Subprime Crisis: Better-Not More-Regulation Needed

Mar 11, 2008

The subprime crisis and credit crunch have rejuvenated a public dialogue about the regulation of the U.S. capital markets.

By capital markets, I’m talking about the vast array of financial products and services—debt and equities securities, mutual funds, commodities and derivative products, credit and banking products, and insurance—upon which businesses, investors, and consumers depend. All of these are essential for financing new ideas, innovations, and jobs, as well as new homes, retirement, and college tuition.

More lawsuits and additional regulatory or legislative Band-Aid fixes are not solutions for the challenges facing our financial markets. Rather, it’s time for thoughtful and comprehensive capital markets regulatory reform. We need better regulation, not more regulation.

In the past couple of years, no fewer than four independent, blue ribbon commissions tasked with studying the competitiveness of the U.S. capital markets—including the U.S. Chamber bipartisan Commission on the Regulation of the U.S. Capital Markets in the 21st Century—have concluded that, while not completely broken, the U.S. capital markets regulatory and enforcement environment needs repairing.

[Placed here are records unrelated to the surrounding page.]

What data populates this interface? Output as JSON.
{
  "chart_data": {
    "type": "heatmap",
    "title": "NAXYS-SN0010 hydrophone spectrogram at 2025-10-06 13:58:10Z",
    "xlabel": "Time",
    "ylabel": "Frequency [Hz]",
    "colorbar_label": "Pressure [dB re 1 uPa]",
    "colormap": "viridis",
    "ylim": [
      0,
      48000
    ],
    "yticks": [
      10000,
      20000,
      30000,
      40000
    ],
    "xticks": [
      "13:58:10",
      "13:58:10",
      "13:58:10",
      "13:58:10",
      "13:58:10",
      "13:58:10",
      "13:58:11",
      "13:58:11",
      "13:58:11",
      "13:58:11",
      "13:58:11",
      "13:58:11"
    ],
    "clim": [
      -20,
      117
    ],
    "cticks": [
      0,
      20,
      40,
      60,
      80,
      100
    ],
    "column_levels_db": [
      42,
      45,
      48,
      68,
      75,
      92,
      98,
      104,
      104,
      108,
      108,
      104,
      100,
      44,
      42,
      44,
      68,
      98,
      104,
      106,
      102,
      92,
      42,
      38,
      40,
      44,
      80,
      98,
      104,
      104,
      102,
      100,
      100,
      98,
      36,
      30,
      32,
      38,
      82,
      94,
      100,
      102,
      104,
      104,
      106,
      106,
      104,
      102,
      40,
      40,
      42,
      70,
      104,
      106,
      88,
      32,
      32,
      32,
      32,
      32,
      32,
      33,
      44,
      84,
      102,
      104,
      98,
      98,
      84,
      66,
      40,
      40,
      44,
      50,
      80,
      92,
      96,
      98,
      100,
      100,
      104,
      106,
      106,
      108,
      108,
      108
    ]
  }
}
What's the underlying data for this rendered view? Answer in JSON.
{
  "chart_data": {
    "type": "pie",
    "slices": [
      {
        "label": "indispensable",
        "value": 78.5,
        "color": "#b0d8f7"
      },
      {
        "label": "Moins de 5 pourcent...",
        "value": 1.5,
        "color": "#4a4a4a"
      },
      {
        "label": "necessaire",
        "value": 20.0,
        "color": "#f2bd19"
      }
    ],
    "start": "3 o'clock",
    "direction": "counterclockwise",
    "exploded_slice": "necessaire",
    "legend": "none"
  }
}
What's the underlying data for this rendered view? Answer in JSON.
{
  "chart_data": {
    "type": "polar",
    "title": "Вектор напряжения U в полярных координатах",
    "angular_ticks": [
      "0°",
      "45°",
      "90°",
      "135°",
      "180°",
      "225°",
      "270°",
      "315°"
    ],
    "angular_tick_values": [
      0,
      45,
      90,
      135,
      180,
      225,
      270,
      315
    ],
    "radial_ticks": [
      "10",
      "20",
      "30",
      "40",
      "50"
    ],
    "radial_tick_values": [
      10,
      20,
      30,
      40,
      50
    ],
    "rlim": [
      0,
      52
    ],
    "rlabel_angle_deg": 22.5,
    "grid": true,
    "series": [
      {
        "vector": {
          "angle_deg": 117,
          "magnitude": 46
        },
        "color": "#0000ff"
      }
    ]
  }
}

First, we must make our regulatory system more coherent, contemporary, and compatible with the rest of the world. Our system, largely unchanged since it was created during the Great Depression, has failed to respond to increasingly competitive markets overseas and more complex investment instruments. Overlapping authority among federal and state regulatory bodies creates confusion and, sometimes, a contradictory patchwork of rules. Complicating things further is the fact that U.S. accounting and auditing standards are not in line with increasingly global integrated standards.

Second, we need fair, even-handed enforcement that upholds due process rights. A rules-based, "gotcha," enforcement-only mentality discourages capital formation. While we need to be as tough as nails on those that break the rules, fairness in enforcing the law is important for encouraging businesses to take risks to grow. Agencies should develop their roles as partners or mentors, offering companies clear and concise guidance and compliance tools.

Finally, we must challenge the self-serving tactics of trial lawyers, labor pension funds, and corporate governance rating agencies that, through lawsuits and politically motivated proxies, attack companies and drive down shareholder value.